El día de ayer Monseñor Gonzalo compartía en Prensa Libre el
estudio realizado sobre los países más felices del mundo, y nuestro país es una
de ellas. Leamos el artículo; El estudio obviamente preguntaba sobre las
percepciones subjetivas de las personas en cuanto a la valoración de lo
positivo en su vida, sobre las emociones positivas, sobre el peso de lo que más
hace reír que llorar, sobre lo que hace sentirse a uno agradecido con la vida,
y si se es creyente, como lo somos la mayoría de los guatemaltecos, agradecidos
con Dios.
El
contraste entre esa percepción subjetivamente positiva de la gente y el océano
de datos que remarcan hechos objetivos de negatividad en el país es abismal.
Los datos sobre violencia, extorsiones, desigualdad, corrupción, migración,
rupturas familiares, pobreza e inseguridad apunta a que somos un país muy
desigual, crecientemente violento y con gran desconfianza en una mayoría de
instituciones públicas.
La preocupación sobre la ingobernabilidad como horizonte
inquietante, sobre la conflictividad social como escenario cotidiano, sobre la
degradación moral que se expresa en encontrar sicarios de 12 años es algo que
tiñe de colores sombríos el futuro del país.
¿Cómo explicar entonces esta dicotomía entre gente feliz a pesar
de todo y el cúmulo cotidiano de desastres en que vivimos?

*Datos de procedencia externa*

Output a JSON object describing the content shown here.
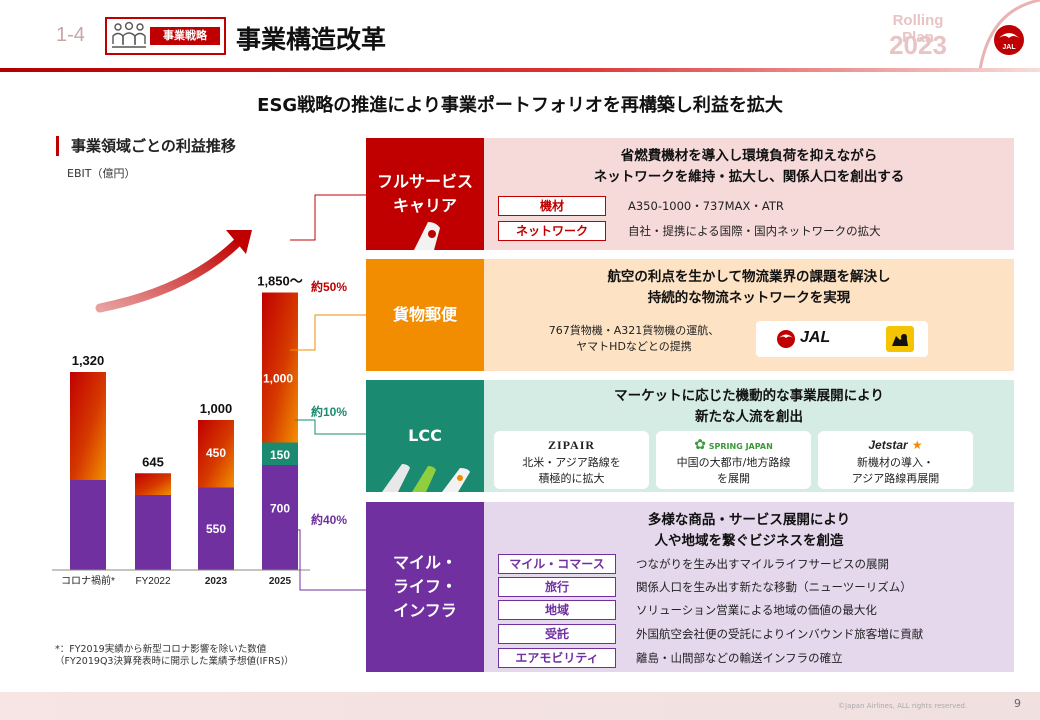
{
  "header": {
    "section_number": "1-4",
    "tag": "事業戦略",
    "title": "事業構造改革",
    "rolling_plan_label": "Rolling Plan",
    "rolling_plan_year": "2023"
  },
  "subtitle": "ESG戦略の推進により事業ポートフォリオを再構築し利益を拡大",
  "chart_title": "事業領域ごとの利益推移",
  "chart_unit": "EBIT（億円）",
  "chart_data": {
    "type": "bar",
    "title": "事業領域ごとの利益推移",
    "ylabel": "EBIT（億円）",
    "categories": [
      "コロナ禍前*",
      "FY2022",
      "2023",
      "2025"
    ],
    "totals": [
      "1,320",
      "645",
      "1,000",
      "1,850〜"
    ],
    "series": [
      {
        "name": "フルサービスキャリア",
        "color": "#c00000",
        "values": [
          null,
          null,
          null,
          null
        ]
      },
      {
        "name": "LCC",
        "color": "#1a8a70",
        "values": [
          null,
          null,
          null,
          150
        ]
      },
      {
        "name": "マイル・ライフ・インフラ",
        "color": "#7030a0",
        "values": [
          null,
          null,
          550,
          700
        ]
      }
    ],
    "segment_labels": {
      "2023": [
        "450",
        "550"
      ],
      "2025": [
        "1,000",
        "150",
        "700"
      ]
    },
    "share_labels": [
      "約50%",
      "約10%",
      "約40%"
    ],
    "ylim": [
      0,
      2000
    ]
  },
  "footnote": {
    "line1": "*：FY2019実績から新型コロナ影響を除いた数値",
    "line2": "（FY2019Q3決算発表時に開示した業績予想値(IFRS)）"
  },
  "panels": {
    "fsc": {
      "label_line1": "フルサービス",
      "label_line2": "キャリア",
      "title_line1": "省燃費機材を導入し環境負荷を抑えながら",
      "title_line2": "ネットワークを維持・拡大し、関係人口を創出する",
      "items": [
        {
          "key": "機材",
          "value": "A350-1000・737MAX・ATR"
        },
        {
          "key": "ネットワーク",
          "value": "自社・提携による国際・国内ネットワークの拡大"
        }
      ]
    },
    "cargo": {
      "label": "貨物郵便",
      "title_line1": "航空の利点を生かして物流業界の課題を解決し",
      "title_line2": "持続的な物流ネットワークを実現",
      "desc_line1": "767貨物機・A321貨物機の運航、",
      "desc_line2": "ヤマトHDなどとの提携",
      "logo_text": "JAL"
    },
    "lcc": {
      "label": "LCC",
      "title_line1": "マーケットに応じた機動的な事業展開により",
      "title_line2": "新たな人流を創出",
      "cards": [
        {
          "logo": "ZIPAIR",
          "line1": "北米・アジア路線を",
          "line2": "積極的に拡大"
        },
        {
          "logo": "SPRING JAPAN",
          "line1": "中国の大都市/地方路線",
          "line2": "を展開"
        },
        {
          "logo": "Jetstar",
          "line1": "新機材の導入・",
          "line2": "アジア路線再展開"
        }
      ]
    },
    "mile": {
      "label_line1": "マイル・",
      "label_line2": "ライフ・",
      "label_line3": "インフラ",
      "title_line1": "多様な商品・サービス展開により",
      "title_line2": "人や地域を繋ぐビジネスを創造",
      "items": [
        {
          "key": "マイル・コマース",
          "value": "つながりを生み出すマイルライフサービスの展開"
        },
        {
          "key": "旅行",
          "value": "関係人口を生み出す新たな移動（ニューツーリズム）"
        },
        {
          "key": "地域",
          "value": "ソリューション営業による地域の価値の最大化"
        },
        {
          "key": "受託",
          "value": "外国航空会社便の受託によりインバウンド旅客増に貢献"
        },
        {
          "key": "エアモビリティ",
          "value": "離島・山間部などの輸送インフラの確立"
        }
      ]
    }
  },
  "footer": {
    "copyright": "©Japan Airlines, ALL rights reserved.",
    "page_number": "9"
  },
  "colors": {
    "jal_red": "#c00000",
    "cargo_orange": "#f28c00",
    "lcc_green": "#1a8a70",
    "mile_purple": "#7030a0",
    "fsc_bg": "#f6dada",
    "cargo_bg": "#fde2c4",
    "lcc_bg": "#d4ece4",
    "mile_bg": "#e5d8ec"
  }
}
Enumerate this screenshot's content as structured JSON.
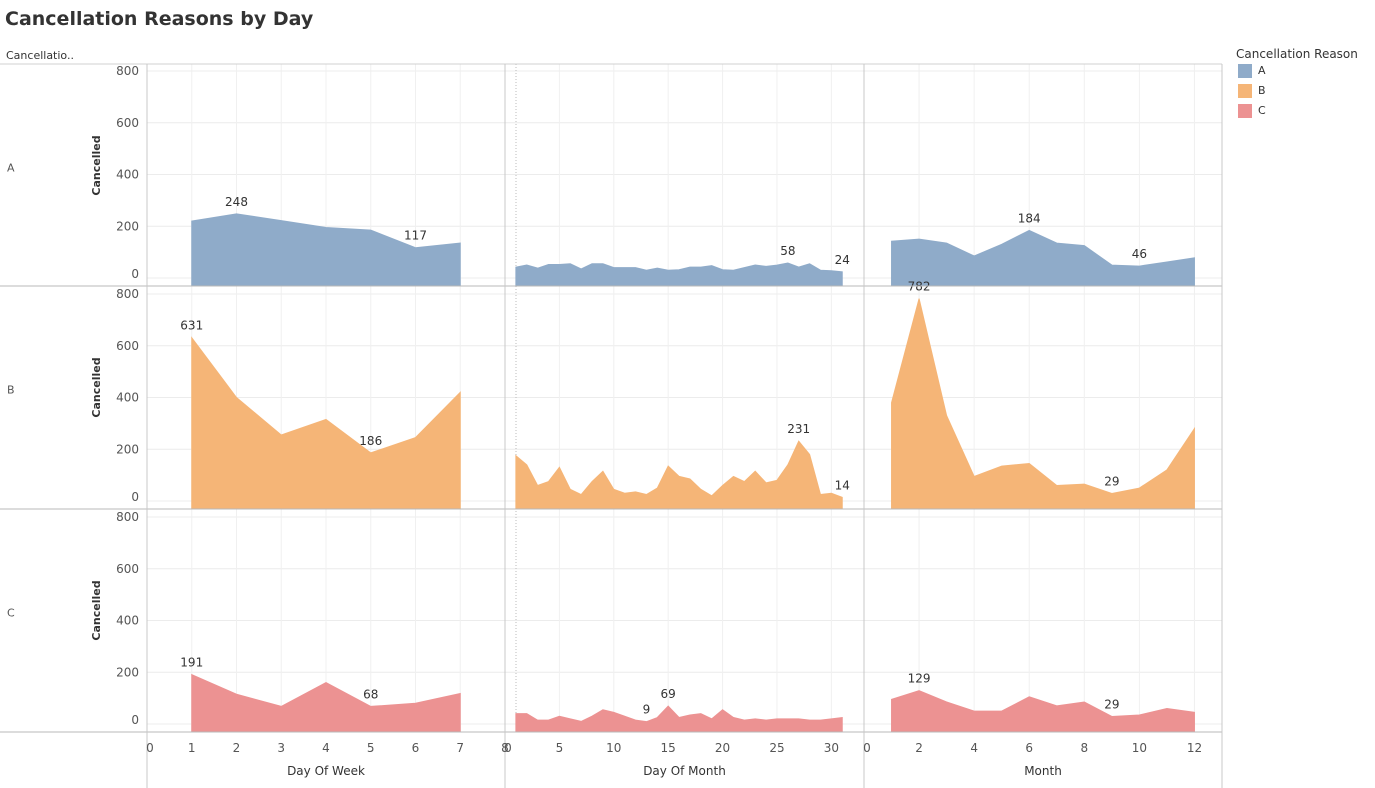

Aventuro cuatro explicaciones para que la felicidad no nos
abandone y no lo haga en ningún sector social. La primera explicación creo que
tiene que ver con la fe. Fe religiosa ciertamente, pero no solo esa. El día de
hoy en que escribo, un hombre de aldea, en zona más bien árida, riéndose en
medio de todo, me hablaba de esa bendita sequía que nos ha caído este año. La
frase refleja humor y también fe. Sin Dios no somos nada, de Él dependemos, Él
nos alegra y nos bendice, y ello constituye un tesoro con el que arrostrar
desgracias a veces mayores que las del santo Job.
La segunda explicación es que nada sacamos de sentirnos mal. Ver
lo positivo de la vida aun en los momentos más tristes es una cualidad que uno
encuentra en la cultura guatemalteca popular por todos los rincones del país.
Por eso los velorios pueden ser alegrísimos y la alegría hasta irreverente de
tertulianos no molesta, sino que consuela a los deudos más inmediatos.
En tercer lugar, la familia y las redes familiares, aun cuando
en muchos momentos puedan ser fuente de sufrimientos hondos son también
espacios de solidaridad, de cariño, de compartir lo simple y lo profundo de la
vida y ello nos hace felices, a pesar de todo.
Finalmente,
esa felicidad aun en los peores momentos nos consuela porque somos una cultura
muy emocional. Esa emotividad es riqueza humana grande pero puede ser también
limitación. Nos conformamos con sentirnos bien o con indignarnos juntos, pero
ello no necesariamente arregla los problemas de fondo que nos hacen padecer. La
tristeza nos acecha aunque con la alegría y el optimismo la escondemos, hasta
donde se deja. Tal vez corrigiendo el título podemos decir que en el fondo
somos un país tristemente feliz, pero feliz por encima de todo.